English art historian, novelist and journalist

Iain George Pears (born 8 August 1955) is an English art historian, novelist and journalist.

==Personal life==
Pears was born on 8 August 1955 in Coventry, England. He was educated at Warwick School, an all-boys public school in Warwick. He studied at Wadham College, Oxford, graduating with a Bachelor of Arts (BA) degree, and at Wolfson College, Oxford, graduating with a Doctor of Philosophy (DPhil) degree. Pupil of art-historian Francis Haskell.

In 1985, Pears married Ruth Harris, a historian and academic. Together they have two sons. He currently lives with his wife and children in Oxford.

==Career==
Before writing, he worked as a reporter for the BBC, Channel 4 (UK) and ZDF (Germany) and correspondent for Reuters from 1982 to 1990 in Italy, France, UK and US. In 1987 he became a Getty Fellow in the Arts and Humanities at Yale University.

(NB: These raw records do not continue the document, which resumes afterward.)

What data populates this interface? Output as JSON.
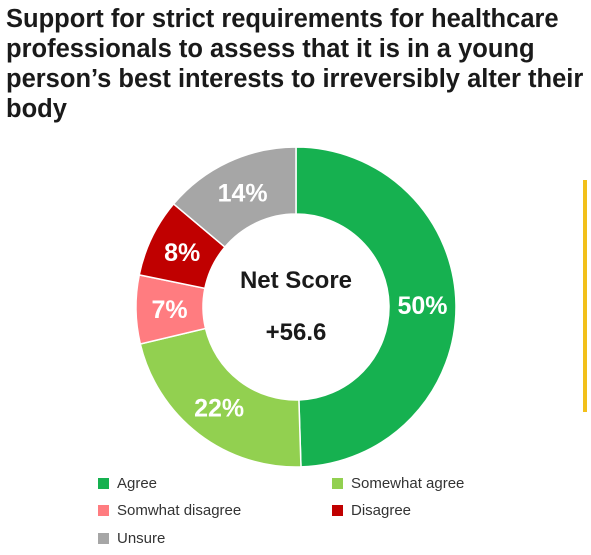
{
  "chart_data": {
    "type": "pie",
    "style": "donut",
    "title": "Support for strict requirements for healthcare professionals to assess that it is in a young person’s best interests to irreversibly alter their body",
    "center_label": "Net Score",
    "center_value": "+56.6",
    "categories": [
      "Agree",
      "Somewhat agree",
      "Somwhat disagree",
      "Disagree",
      "Unsure"
    ],
    "values": [
      50,
      22,
      7,
      8,
      14
    ],
    "value_labels": [
      "50%",
      "22%",
      "7%",
      "8%",
      "14%"
    ],
    "colors": [
      "#16B150",
      "#92D050",
      "#FF7C80",
      "#C00000",
      "#A6A6A6"
    ],
    "legend_position": "bottom",
    "accent_color": "#F2C01B"
  }
}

Pears first came to international prominence with his best-selling book An Instance of the Fingerpost (1997), which was translated into several languages. He is known for experimenting with different narrative structures, presenting four consecutive versions of the same events in An Instance of the Fingerpost, three stories interleaved in The Dream of Scipio (2002), three stories told in reverse chronological order in Stone's Fall (2009), and allowing the reader to switch between multiple narratives in the electronic book version of Arcadia (2015). He has also written a novel series featuring Jonathan Argyll, art historian.

==Bibliography==
===Jonathan Argyll series (art history mysteries)===
This series presents detective art historian Jonathan Argyll who works with two members of the (fictitious) Italian Art Squad: Flavia di Stefano (deputy) and General Bottando (head of the squad).
Pears published seven books in the series:
- The Raphael Affair (1991)
- The Titian Committee (1992)
- The Bernini Bust (1993)
- The Last Judgement (1994)
- Giotto's Hand (1995)
- Death and Restoration (1996)
- The Immaculate Deception (2000)

===Novels===

- An Instance of the Fingerpost (1997)
- The Dream of Scipio (2002)
- The Portrait (2005)
- Stone's Fall (2009)
- Arcadia (2015)

===Other books===
- The Discovery of Painting (1989)
- Parallel Lives: A Love Story From a Lost Continent (2024). Bio of his teacher art-historian Francis Haskell.